Sociale media

  • NL
Open the menu

Congo: Etnisch geweld hindert toegang tot medische hulp


In en rond de stad Goma leven vluchtelingen in kampen nog steeds in angst voor nieuwe confrontaties tussen de rebellen van M23 en groepen die de regering steunen. Maar ook in Masisi, 80 km meer naar het noordwesten, stelt Artsen Zonder Grenzen een scherpe toename van het geweld vast.

© Peter Casaer/AZG-MSF. Masisi, 2011.
© Peter Casaer/AZG-MSF. Masisi, 2011.

De uitbarsting van geweld in Masisi is de hevigste sinds 2007 en heeft tienduizenden mensen op vlucht gejaagd. Dat maakt de toegang tot medische hulp erg moeilijk. In deze geïsoleerde regio ondersteunt Artsen Zonder Grenzen een ziekenhuis. Coördinator Amaury Grégoire vertelt over de situatie.

Amaury Grégoire: “We maken ons veel zorgen om de sterke toename van geweld. Het aantal gewonden dat onze chirurgische teams verzorgen, is de voorbije drie maanden meer dan verdrievoudigd. Vandaag gebeurt hier bijna een op vijf chirurgische ingrepen wegens verwondingen door vuurwapens of messen. Dit niveau van geweld hebben we sinds 2007 niet meer gezien.

Afgrijselijk geweld

Hoe kan de toename van het geweld verklaard worden?

Amaury Grégoire: “Er zijn veel gewapende groepen in de regio, en zelfs de kleinste ruzie wordt opgelost met geweld. Mensen worden elke dag bedreigd en belaagd, thuis, op hun velden, langs de weg. Het motief is meestal geld, maar we zien ook een toename van gratuit geweld en van etnisch geïnspireerde aanvallen. Die worden uitgevoerd door gewapende groepen, maar ook door burgers die tot andere gemeenschappen behoren.”

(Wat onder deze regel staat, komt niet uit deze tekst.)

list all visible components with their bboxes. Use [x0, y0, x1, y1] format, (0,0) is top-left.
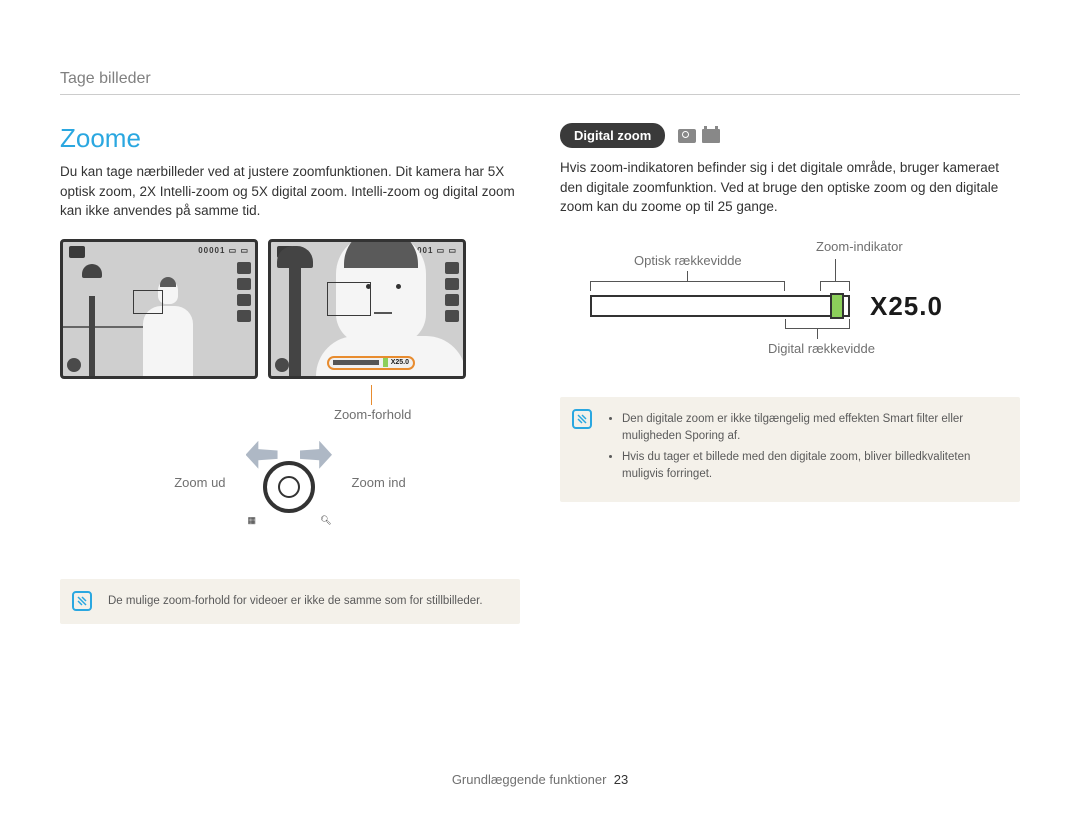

Wie zijn de slachtoffers van het geweld?

Amaury Grégoire: “Bij de gewonden zijn natuurlijk gewapende mannen, want de voorbije weken is hier veel gevochten. Maar wie zijn een stijgend aantal burgers, waaronder vrouwen en kinderen. Soms is het geweld echt afgrijselijk.”

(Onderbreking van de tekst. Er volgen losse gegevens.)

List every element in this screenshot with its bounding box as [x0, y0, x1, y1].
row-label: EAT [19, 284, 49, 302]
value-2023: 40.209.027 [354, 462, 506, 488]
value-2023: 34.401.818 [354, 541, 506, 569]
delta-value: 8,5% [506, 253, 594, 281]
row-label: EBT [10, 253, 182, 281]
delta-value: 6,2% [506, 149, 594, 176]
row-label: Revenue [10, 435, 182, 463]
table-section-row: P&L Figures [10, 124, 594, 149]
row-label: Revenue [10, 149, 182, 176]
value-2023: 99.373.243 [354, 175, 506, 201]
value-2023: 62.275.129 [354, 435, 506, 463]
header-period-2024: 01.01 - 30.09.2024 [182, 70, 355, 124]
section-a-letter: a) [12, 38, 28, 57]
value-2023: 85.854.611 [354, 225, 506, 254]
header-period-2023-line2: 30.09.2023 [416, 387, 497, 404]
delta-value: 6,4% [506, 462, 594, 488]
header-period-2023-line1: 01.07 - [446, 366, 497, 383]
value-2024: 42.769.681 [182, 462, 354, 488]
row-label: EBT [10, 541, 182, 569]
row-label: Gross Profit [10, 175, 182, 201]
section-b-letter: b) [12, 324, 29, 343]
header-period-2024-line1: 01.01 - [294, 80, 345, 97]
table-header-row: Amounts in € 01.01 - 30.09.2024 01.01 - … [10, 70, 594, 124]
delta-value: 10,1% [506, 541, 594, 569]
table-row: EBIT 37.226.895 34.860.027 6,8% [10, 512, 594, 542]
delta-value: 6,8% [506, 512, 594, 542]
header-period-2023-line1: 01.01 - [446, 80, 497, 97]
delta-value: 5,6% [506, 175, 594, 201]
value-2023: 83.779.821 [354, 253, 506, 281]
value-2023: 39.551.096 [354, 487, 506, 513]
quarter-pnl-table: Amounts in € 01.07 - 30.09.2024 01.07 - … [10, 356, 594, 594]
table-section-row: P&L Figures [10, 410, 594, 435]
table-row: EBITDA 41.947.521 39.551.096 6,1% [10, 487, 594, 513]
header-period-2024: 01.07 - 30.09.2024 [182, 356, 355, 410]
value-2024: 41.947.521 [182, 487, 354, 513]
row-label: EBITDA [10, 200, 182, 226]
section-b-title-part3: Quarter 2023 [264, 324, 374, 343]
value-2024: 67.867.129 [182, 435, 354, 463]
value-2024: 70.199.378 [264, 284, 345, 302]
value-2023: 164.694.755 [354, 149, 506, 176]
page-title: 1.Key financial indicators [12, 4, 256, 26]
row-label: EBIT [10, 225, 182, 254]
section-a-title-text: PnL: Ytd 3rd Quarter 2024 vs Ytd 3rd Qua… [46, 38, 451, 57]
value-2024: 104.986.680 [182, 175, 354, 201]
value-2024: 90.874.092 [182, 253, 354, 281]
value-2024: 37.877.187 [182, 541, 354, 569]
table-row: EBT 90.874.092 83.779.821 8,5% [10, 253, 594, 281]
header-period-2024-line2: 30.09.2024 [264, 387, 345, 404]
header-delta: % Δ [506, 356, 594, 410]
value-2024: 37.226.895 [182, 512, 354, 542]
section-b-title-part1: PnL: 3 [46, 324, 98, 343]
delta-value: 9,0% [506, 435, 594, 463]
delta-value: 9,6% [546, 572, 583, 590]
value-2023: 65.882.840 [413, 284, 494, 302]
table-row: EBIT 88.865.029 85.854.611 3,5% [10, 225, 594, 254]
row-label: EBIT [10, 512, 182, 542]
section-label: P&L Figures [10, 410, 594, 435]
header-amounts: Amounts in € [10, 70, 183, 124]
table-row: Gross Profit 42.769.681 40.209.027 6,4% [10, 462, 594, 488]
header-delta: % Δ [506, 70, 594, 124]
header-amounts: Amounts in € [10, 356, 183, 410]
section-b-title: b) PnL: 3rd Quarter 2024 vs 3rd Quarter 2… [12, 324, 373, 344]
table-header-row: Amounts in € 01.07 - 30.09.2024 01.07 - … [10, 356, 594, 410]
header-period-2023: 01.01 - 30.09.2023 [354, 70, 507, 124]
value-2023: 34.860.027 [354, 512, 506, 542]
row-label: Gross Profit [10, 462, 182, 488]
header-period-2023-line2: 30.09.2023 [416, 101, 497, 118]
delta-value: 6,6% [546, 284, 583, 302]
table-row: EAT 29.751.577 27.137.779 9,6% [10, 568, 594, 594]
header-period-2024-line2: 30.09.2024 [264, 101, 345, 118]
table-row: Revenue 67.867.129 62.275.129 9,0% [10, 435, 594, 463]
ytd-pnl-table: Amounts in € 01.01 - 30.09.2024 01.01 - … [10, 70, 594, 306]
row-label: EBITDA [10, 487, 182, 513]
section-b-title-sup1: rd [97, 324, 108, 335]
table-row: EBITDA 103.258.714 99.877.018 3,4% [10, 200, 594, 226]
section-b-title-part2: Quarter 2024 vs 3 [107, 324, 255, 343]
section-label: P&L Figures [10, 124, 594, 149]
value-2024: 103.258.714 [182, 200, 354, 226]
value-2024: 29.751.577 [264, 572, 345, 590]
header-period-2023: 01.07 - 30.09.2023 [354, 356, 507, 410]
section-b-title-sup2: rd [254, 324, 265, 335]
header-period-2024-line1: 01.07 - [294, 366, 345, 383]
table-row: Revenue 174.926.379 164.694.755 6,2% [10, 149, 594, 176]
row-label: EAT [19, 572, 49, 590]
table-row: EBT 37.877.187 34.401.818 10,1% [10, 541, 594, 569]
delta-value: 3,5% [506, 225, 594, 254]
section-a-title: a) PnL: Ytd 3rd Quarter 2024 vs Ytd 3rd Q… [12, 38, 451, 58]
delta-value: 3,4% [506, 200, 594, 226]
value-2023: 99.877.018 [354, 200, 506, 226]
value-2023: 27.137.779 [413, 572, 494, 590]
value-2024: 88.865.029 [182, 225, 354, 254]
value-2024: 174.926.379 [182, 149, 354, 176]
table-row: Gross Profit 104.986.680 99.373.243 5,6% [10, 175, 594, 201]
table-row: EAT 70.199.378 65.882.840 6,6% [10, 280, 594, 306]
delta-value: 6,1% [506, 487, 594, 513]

“Op 4 november werd het dorp Shoa aangevallen. Zeven mensen die stierven aan verwondingen door machetes werden naar ons ziekenhuis gebracht. Bij de slachtoffers waren twee zwangere vrouwen en een baby. Op 29 november verzorgden we 32 gewonden, na een reeks aanvallen in het dorp Kihuma. Acht van hen hadden geweldtrauma’s. Die dagen vielen er zeven doden bij het geweld.”

Mogelijke uitbraak van cholera

Is er ook een toename van het aantal verkrachtingen?

Amaury Grégoire: “In Masisi behandelen onze teams elke maand normaal tussen de veertig en zeventig slachtoffers van verkrachting. In november ging het maar om twintig mensen. We vrezen dat die terugval geen goed teken is.”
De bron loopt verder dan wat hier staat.